As we celebrated the 800th Anniversary of the granting of the Portiuncula Indulgence, the Pardon of Assisi, Michael Perry, OFM, our Minister General, reflects on what it means to experience mercy and to live in mercy.
“When he asked the Pope for an extraordinary indulgence for the little church of the Portiuncula, St Francis found a new means of celebrating Gods’ abundant forgiveness and mercy towards us.
We can take up and deepen the beautiful definition of indulgence which Pope Francis has given in Misericordiae vultus, when he describes it as “indulgence on the part of the Father who, through the Bride of Christ, his Church, reaches the pardoned sinner and frees him from every residue left by the consequences of sin, enabling him to act with charity, to grow in love rather than to fall back into sin.” (MV 22).
Whenever we receive this amazing indulgence of the Father through the Church, we too experience an outpouring of mercy, and this allows us to become more capable of compassion and reconciliation in real life situations.
We can see wonderful examples of this creative ability to promote peace and reconciliation in the life of Francis. The episode at the end of his life, when he reconciled the Civil Authority (Podestà) and the Bishop of Assisi, comes to mind. He did this by singing his Canticle of Brother Sun, with the addition of a verse on forgiveness. An early biographer writes at the beginning of this story that Francis told his companions: “It is a great shame for you, servants of God, that the bishop and the podestà hate one another in this way, and that there is no one intervening for peace and harmony between them.”(Assisi Compilation, 84).
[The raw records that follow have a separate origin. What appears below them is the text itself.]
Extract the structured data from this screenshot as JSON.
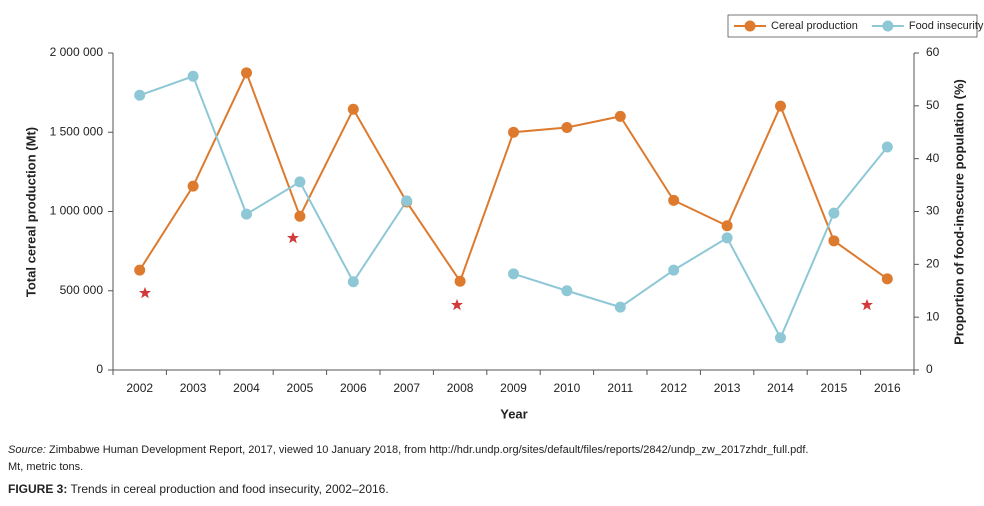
{
  "chart_data": {
    "type": "line",
    "x_label": "Year",
    "y_label": "Total cereal production (Mt)",
    "y2_label": "Proportion of food-insecure population (%)",
    "categories": [
      "2002",
      "2003",
      "2004",
      "2005",
      "2006",
      "2007",
      "2008",
      "2009",
      "2010",
      "2011",
      "2012",
      "2013",
      "2014",
      "2015",
      "2016"
    ],
    "series": [
      {
        "name": "Cereal production",
        "color": "#dd7a2e",
        "values": [
          630000,
          1160000,
          1875000,
          970000,
          1645000,
          1060000,
          560000,
          1500000,
          1530000,
          1600000,
          1070000,
          910000,
          1665000,
          815000,
          575000
        ]
      },
      {
        "name": "Food insecurity",
        "color": "#8ec8d6",
        "axis": "y2",
        "values": [
          52,
          55.6,
          29.5,
          35.6,
          16.7,
          32,
          null,
          18.2,
          15,
          11.9,
          18.9,
          25,
          6.1,
          29.7,
          42.2
        ]
      }
    ],
    "ylim": [
      0,
      2000000
    ],
    "yticks": [
      0,
      {
        "value": 500000,
        "label": "500 000"
      },
      {
        "value": 1000000,
        "label": "1 000 000"
      },
      {
        "value": 1500000,
        "label": "1 500 000"
      },
      {
        "value": 2000000,
        "label": "2 000 000"
      }
    ],
    "y2lim": [
      0,
      60
    ],
    "y2ticks": [
      0,
      10,
      20,
      30,
      40,
      50,
      60
    ],
    "legend": "top-right",
    "source_label": "Source:",
    "source": "Zimbabwe Human Development Report, 2017, viewed 10 January 2018, from http://hdr.undp.org/sites/default/files/reports/2842/undp_zw_2017zhdr_full.pdf.",
    "note": "Mt, metric tons.",
    "figure_label": "FIGURE 3:",
    "caption": "Trends in cereal production and food insecurity, 2002–2016."
  }
}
Francis does not assume that this is an issue of no concern to him; he has a sense of shame because no one has intervened in order to restore peace.
I wonder whether we too feel some shame because no one intervenes in the conflicts of our time?
How much responsibility do we feel, as Francis did, to bring about peace and reconciliation?
To do this above all in our own fraternities, when there are divisions, but also in regard to the political, religious, economic, and social conflicts of our time?
The word Misericordia is very dear to St. Francis, who in his writings frequently uses it in two ways; referring both to God’s mercy towards us, and our showing mercy to our brothers and sisters. This is reminiscent of the Gospel phrase that the Pope has suggested as the motto of the Jubilee Year: “Be merciful as your Father is merciful” (Lk 6:36). Our merciful relationships with others are closely linked to the mercy that God shows us: God’s love is the limitless spring from which we can draw the mercy that we then communicate to our neighbor. And as we know, we can love only to the extent that we are aware of being loved by the Divine Source of all good.
May this centenary help us to experience a “healthy shame” because of the lack of those strongly committed to working for peace and harmony in the conflictual realities in which we live.
May it help us grow in our creative abilities to find new ways to sing a song that the men and women of our time can relate to.
May our lives be a living song of praise to God, the source all love, and thus be a real inspiration for peace building and reconciliation.”